Department of Physiology and Pharmacology, Oregon Health & Science University School of Medicine, Portland, OR, United States.
Pharmacol Biochem Behav. 2013 Feb;103(4):831-41. doi: 10.1016/j.pbb.2012.12.006. Epub 2012 Dec 19.

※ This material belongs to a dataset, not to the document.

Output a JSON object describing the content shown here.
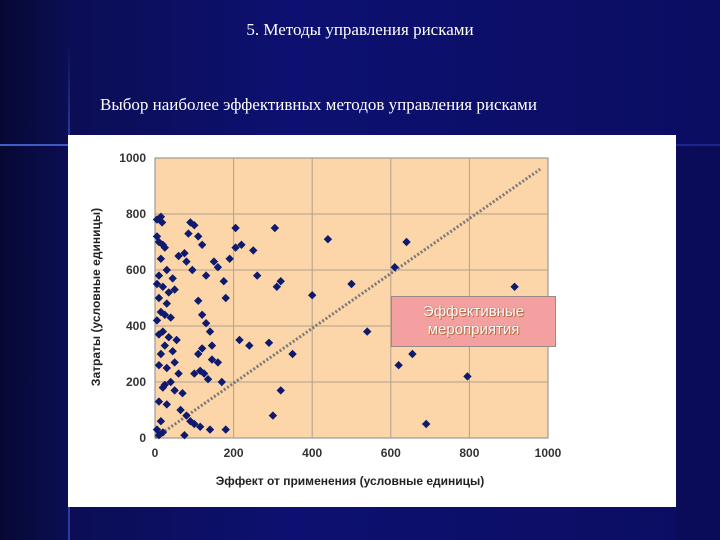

An allele of the human dopamine D4 receptor (D4R) gene (DRD4), containing seven tandem repeats of a 48-base nucleotide sequence (DRD4.7), has been reproducibly found in novelty seekers, substance abusers, and individuals with attention-deficit hyperactivity disorder. One hypothesis predicts the resultant protein product of the DRD4.7 polymorphism is deficient in G protein-coupled signaling. If attenuated D4R signaling contributes to these complex behaviors, then wild-type (WT) mice and mice completely lacking D4Rs (D4R KO) might be expected to display significantly different behavioral responses to stimuli known to affect dopamine signaling, such as novelty or psychostimulants. Adolescent male D4R KO mice exhibited greater locomotor activity and spent less time in the anxiogenic center of a novel open field environment than WT littermates. The presence of D4Rs had no effect on emergence into a novel environment from a sheltered space or exploration of a novel object. Low doses of acute methylphenidate (MP) had no effect on the exploration of a novel object, but dose-dependently increased the latency to emerge into a novel environment from a sheltered space. WT and D4R KO mice responded differently to high doses of acute MP, displaying significantly elevated locomotor activity and reduced stereotypy relative to WT mice. Chronic MP treatment produced enhanced locomotor sensitization in D4R KO mice, however this effect could not be fully recapitulated using the putative D4R antagonist L-745-870. These studies suggest that the roles of D4R signaling in novelty-seeking behaviors and the response to psychostimulants are not as clear as previously reported, and that some of these effects may be due to developmental compensatory effects as a consequence of lost D4R expression. If the DRD4.7 variant results in deficient D4R signaling in vivo, this may contribute to an elevated risk of sensitization to drugs of abuse including psychostimulants used to treat ADHD.
人类多巴胺 D4 受体 (D4R) 基因的一个等位基因(DRD4),包含一个 48 个碱基核苷酸序列(DRD4.7)的七个串联重复,在寻求新奇的人、滥用药物者和注意力缺陷多动障碍患者中反复被发现。一种假设预测,DRD4.7 多态性的结果蛋白产物在 G 蛋白偶联信号传导中是不足的。如果减弱的 D4R 信号传导导致这些复杂行为,那么野生型(WT)小鼠和完全缺乏 D4R(D4R KO)的小鼠可能会对已知影响多巴胺信号传导的刺激(如新奇事物或精神兴奋剂)表现出明显不同的行为反应。青春期雄性 D4R KO 小鼠表现出更大的运动活性,并且在新奇开阔场环境的焦虑中心花费的时间少于 WT 同窝仔鼠。D4R 的存在对从遮蔽空间进入新环境或探索新物体没有影响。急性哌甲酯(MP)的低剂量对探索新物体没有影响,但剂量依赖性地增加了从遮蔽空间进入新环境的潜伏期。WT 和 D4R KO 小鼠对急性 MP 的高剂量反应不同,与 WT 小鼠相比,它们表现出显著升高的运动活性和减少刻板行为。慢性 MP 治疗在 D4R KO 小鼠中产生增强的运动敏化,但使用假定的 D4R 拮抗剂 L-745-870 不能完全再现这种效应。这些研究表明,D4R 信号传导在寻求新奇行为和对精神兴奋剂的反应中的作用并不像以前报道的那样明确,并且这些作用中的一些可能是由于失去 D4R 表达而导致的发育代偿效应。如果 DRD4.7 变体导致体内 D4R 信号传导不足,这可能会导致对包括用于治疗 ADHD 的精神兴奋剂在内的滥用药物的敏感性升高。